Fiaccolata santa nella notte. Con le torce verso Camaldoli

Centinaia a piedi sui tre chilometri che dividono il monastero dall’eremo. A La Verna la veglia e i fuochi nella valle. Poi chitarre e festa fino a tardi.

Un momento della marcia verso l’eremo di Camaldoli nella notte più lunga

Un momento della marcia verso l’eremo di Camaldoli nella notte più lunga

di Lucia BigozziAREZZOFiaccole nella neve. La neve resistente di Camaldoli, la neve di Natale sopravvissuta al rialzo delle temperature di fine anno. Le fiaccole sono poi flambeaux, la luce sfavillante della candela è protetta da un semplice paravento di carta. Accese ad un braciere, illuminano la notte della fede. Un cammino di tre chilometri, quelli che dividono il monastero dall’eremo, arrampicato sotto il cielo color argento della foresta casentinese.

Qualcuno parte addirittura ancora prima, dal Montanino: una marcia che confluisce tra le celle di San Romualdo, in tempo per i riti della mezzanotte.
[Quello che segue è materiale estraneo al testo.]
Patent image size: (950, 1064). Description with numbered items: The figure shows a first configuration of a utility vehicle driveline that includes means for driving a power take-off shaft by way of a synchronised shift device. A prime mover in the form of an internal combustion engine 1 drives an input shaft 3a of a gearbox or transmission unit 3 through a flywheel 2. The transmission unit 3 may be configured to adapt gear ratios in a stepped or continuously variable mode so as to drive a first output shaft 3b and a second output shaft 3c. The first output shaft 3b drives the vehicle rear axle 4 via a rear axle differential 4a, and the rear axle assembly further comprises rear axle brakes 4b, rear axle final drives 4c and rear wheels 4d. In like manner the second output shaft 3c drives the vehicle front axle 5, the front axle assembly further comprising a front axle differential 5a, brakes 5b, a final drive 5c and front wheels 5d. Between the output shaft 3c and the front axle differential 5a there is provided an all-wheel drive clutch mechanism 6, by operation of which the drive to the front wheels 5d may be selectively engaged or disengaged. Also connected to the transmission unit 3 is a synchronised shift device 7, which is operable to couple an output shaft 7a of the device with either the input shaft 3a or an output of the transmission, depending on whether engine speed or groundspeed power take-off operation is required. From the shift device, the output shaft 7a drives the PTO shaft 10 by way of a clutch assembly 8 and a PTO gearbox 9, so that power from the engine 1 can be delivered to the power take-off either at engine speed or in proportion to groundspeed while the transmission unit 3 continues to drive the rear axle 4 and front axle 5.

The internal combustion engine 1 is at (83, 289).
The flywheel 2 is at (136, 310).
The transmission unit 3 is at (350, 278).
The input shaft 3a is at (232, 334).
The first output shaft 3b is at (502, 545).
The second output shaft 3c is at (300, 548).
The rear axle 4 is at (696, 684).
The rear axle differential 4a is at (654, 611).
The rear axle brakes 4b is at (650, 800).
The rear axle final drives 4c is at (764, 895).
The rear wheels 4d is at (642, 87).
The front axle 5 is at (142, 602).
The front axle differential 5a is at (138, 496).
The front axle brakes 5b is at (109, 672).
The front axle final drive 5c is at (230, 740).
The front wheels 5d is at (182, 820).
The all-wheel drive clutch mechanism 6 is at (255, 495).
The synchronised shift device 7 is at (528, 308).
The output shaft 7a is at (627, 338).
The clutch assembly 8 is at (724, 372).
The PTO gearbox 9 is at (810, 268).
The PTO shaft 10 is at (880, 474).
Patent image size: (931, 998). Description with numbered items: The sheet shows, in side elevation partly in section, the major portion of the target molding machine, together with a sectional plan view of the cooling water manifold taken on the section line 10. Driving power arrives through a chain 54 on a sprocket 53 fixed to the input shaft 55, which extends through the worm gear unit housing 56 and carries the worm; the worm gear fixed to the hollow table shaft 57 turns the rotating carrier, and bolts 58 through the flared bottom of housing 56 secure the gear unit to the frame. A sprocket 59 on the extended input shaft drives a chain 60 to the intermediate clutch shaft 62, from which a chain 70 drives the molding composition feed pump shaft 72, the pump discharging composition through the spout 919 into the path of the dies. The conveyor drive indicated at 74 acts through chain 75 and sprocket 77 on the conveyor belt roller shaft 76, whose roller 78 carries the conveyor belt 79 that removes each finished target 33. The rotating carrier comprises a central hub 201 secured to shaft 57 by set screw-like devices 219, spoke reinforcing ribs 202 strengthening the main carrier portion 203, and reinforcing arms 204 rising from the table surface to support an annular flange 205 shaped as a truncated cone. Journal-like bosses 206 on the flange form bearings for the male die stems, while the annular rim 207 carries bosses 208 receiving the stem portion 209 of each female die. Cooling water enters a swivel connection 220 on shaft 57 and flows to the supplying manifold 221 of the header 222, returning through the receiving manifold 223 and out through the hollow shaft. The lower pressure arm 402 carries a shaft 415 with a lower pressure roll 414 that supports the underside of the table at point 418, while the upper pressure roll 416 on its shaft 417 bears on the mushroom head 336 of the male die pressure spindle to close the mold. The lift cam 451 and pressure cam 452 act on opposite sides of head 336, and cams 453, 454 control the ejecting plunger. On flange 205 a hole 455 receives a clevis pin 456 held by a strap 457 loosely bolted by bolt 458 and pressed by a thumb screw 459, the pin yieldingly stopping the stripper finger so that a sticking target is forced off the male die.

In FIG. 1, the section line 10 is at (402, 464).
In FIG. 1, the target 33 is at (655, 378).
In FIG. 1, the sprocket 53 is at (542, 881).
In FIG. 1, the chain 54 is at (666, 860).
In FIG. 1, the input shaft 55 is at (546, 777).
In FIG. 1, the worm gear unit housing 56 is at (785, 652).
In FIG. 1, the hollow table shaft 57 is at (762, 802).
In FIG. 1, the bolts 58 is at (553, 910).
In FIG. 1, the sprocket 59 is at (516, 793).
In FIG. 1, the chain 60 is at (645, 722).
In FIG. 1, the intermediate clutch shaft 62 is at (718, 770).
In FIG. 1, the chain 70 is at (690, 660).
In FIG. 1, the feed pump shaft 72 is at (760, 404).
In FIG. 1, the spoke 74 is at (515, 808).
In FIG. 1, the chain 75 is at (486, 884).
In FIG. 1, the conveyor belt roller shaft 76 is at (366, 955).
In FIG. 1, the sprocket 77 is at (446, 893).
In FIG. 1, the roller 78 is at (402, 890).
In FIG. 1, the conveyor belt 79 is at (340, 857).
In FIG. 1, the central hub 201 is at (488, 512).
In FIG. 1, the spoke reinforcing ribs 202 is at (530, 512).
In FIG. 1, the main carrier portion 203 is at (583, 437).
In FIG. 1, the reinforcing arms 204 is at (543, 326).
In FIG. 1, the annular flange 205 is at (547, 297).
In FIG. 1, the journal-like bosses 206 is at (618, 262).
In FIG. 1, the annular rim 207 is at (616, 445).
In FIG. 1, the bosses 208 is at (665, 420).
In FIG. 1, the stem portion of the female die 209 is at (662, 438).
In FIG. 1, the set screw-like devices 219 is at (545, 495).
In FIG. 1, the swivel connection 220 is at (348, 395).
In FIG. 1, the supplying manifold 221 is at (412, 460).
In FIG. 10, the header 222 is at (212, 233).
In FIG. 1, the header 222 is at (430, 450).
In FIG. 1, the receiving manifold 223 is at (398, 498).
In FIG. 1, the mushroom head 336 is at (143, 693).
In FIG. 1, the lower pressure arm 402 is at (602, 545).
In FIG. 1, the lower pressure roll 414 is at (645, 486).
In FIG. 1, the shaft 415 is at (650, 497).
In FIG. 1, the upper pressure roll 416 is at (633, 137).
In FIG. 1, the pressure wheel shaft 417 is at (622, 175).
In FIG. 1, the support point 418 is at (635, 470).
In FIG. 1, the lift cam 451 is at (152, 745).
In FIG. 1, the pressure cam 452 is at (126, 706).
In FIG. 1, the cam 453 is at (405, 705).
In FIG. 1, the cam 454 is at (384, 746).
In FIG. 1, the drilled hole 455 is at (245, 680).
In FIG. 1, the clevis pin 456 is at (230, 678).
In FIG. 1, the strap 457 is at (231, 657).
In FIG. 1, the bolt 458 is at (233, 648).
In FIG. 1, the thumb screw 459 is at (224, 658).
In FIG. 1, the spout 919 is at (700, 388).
È il Capodanno alternativo, senza tacchi a spillo ma con gli scarponi, la giacca a vento al posto di quella elegante. Lì non arrivano neanche gli echi dell’altro Capodanno, quello dei botti. La foresta è troppo impenetrabile per far passare quei suoni così lontani. Al centro i 150 giovani protagonisti del convegno di fine anno. Staccano dalle riflessioni ma proseguono la preghiera. "Attento che ti bruci": il clima della notte ogni tanto prende la mano, la voglia di far festa è in fondo la stessa delle discoteche, cambia solo la forma. Tra i canti ambientali ripetuti un metro dopo l’altro, difficili da seguire quando il serpentone si allunga nella neve e distanzia il primo dall’ultimo, vola anche qualche battuta.

Ma anche quella è festa, così come le guance in fiamme, per la fatica e il freddo e non per le torce, all’arrivo all’Eremo. I posti del coro vengono conquistati, qualcuno si appisola per un attimo, la preghiera continua. Lanciando un ponte straordinario da qui alla Verna. Un’altra veglia, una sede unica, la Basilica: inizia alle 23, attraversa come fosse una cascata, ma di fuochi, la soglia della mezzanotte. I più restano dentro e proseguono il momento forte della serata: qualcuno cede non al sonno ma alla curiosità di uscire. Per affacciarsi dal Quadrante, sul Casentino in fiamme, non per i fuochi della Resistenza stavolta ma per i botti lontani, che almeno qui arrivano. "Ciao mamma, auguri": difficile resistere a quel punto alla telefonata a casa. Ma poi i passi diventano impronte al contrario verso la Basilica, per completare il ritiro. E farlo confluire nella festa.

Le chitarre, le giacche a vento, le voci sciamano verso il Tau, il lato affidato all’accoglienza. Per raggiungerlo attraversano la pancia del santuario, sfiorano il museo, entrano nel chiostro, riescono all’aperto. Canzoni, balli, abbracci: De Gregori o Baglioni prendono il posto dei canti sacri, frati e suore si uniscono alla convivialità. Su un tavolo i pandori tagliati e un goccio di spumante. Intorno la notte gelata della Verna: anche qui chi arriva lo fa in largo anticipo, ma poi si va ad incrociare ai pellegrini della città e della vallata, in testa gli abitanti di Chiusi, il santuario è la loro seconda pelle, a volte la prima. La basilica è strapiena la notte, lo è altrettanto il salone del Tau. Tutti convocati dalle campane sciolte a mezzanotte per la grande festa, un po’ laica e un po’ religiosa. Le campane all’uscita dal tunnel del Covid erano state la colonna sonora della rinascita. Oggi tornano a dare del tu alle attese e alle speranze della fede.